Mar 2, 2016
Death of Prof. Holbrook Kohrt, SAB member

We were deeply saddened to learn of the death of Holbrook Kohrt M.D., PhD on February 24th last. Holbrook was a highly valued member of the Scientific Advisory Board at Lytix Biopharma. Holbrook made a significant contribution to the field of tumour immunology. It was our privilege to work with Holbrook and his passing is a great loss to the scientific and clinical community.



Holbrook Kohrt

M.D., Ph.D., Assistant Professor of Medicine (Oncology); Stanford Cancer Institute. Dr. Kohrt investigated novel therapeutic strategies to enhance anti-tumor immunity, including the discovery of checkpoint inhibitors and cancer vaccine strategies. Dr. Kohrt was the co-director of the Cancer Immunotherapy Trials Network.

As a faculty member at Stanford, Dr. Kohrt was developing novel vaccine strategies which induce tumor antigen-specific immunity and improve graft-versus-tumor reactions without exacerbation of graft-versus-host disease. His studies also included efforts to identify and develop immunomodulatory antibodies targeting immune effector cells subsets, such as natural killer cells, which enhance the anti-tumor activity of tumor-targeting antibodies. Dr.
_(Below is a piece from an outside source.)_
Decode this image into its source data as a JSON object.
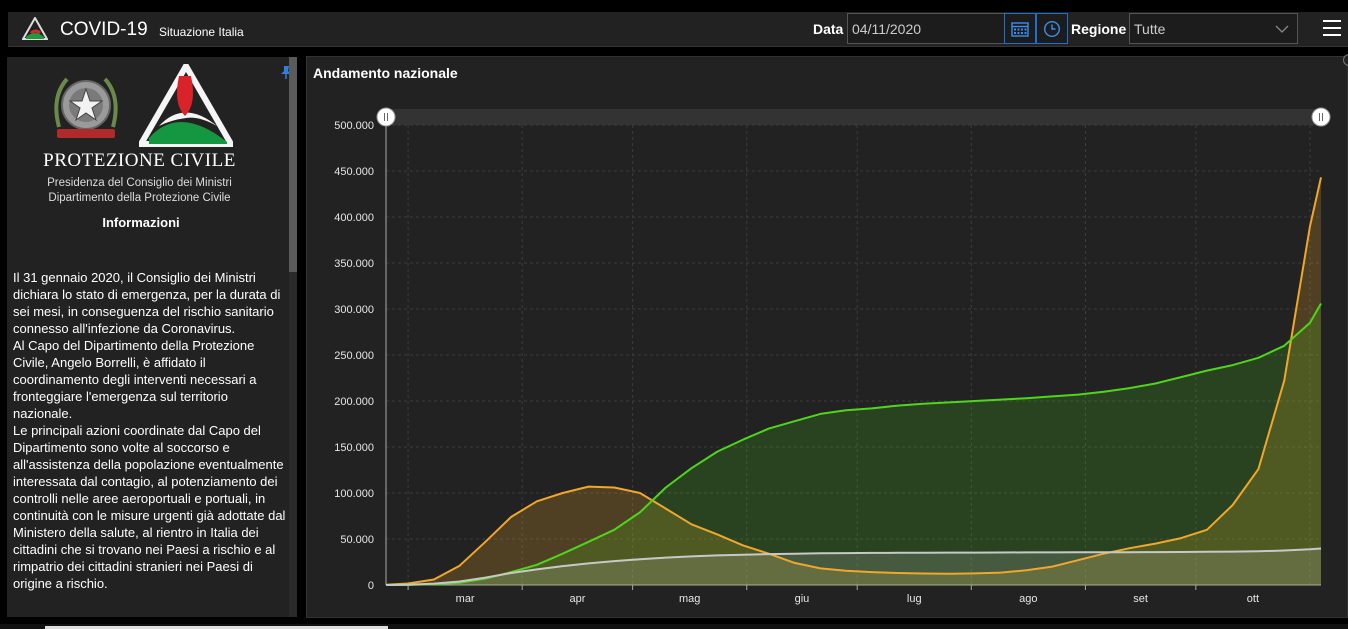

Kohrt was a leader in the clinical development of agents including IL-15, IL-7, anti-CTLA-4, anti-CD137, anti-PD-1, anti-PD-L1, BTK inhibitors, and HPV-targeted and WT1-targeted vaccines.

Dr. Kohrt attended Stanford University Medical School, where he trained in Internal Medicine through the Clinical Investigator Pathway and completed a fellowship in Hematology and Oncology at Stanford with a research focus on preclinical models for novel immunomodulatory antibodies. During this time, he developed, validated, and nationally implemented a nomogram for risk prediction in early stage breast cancer. Dr. Kohrt received his Ph.D. in clinical trial design, biostatistics, and tumor immunology from Stanford under mentor Ron Levy with a thesis including the first report of an agonistic monoclonal antibody capable of enhancing the efficacy of tumor-targeting therapeutics. This antibody is now in five Phase 1/2 clinical trials.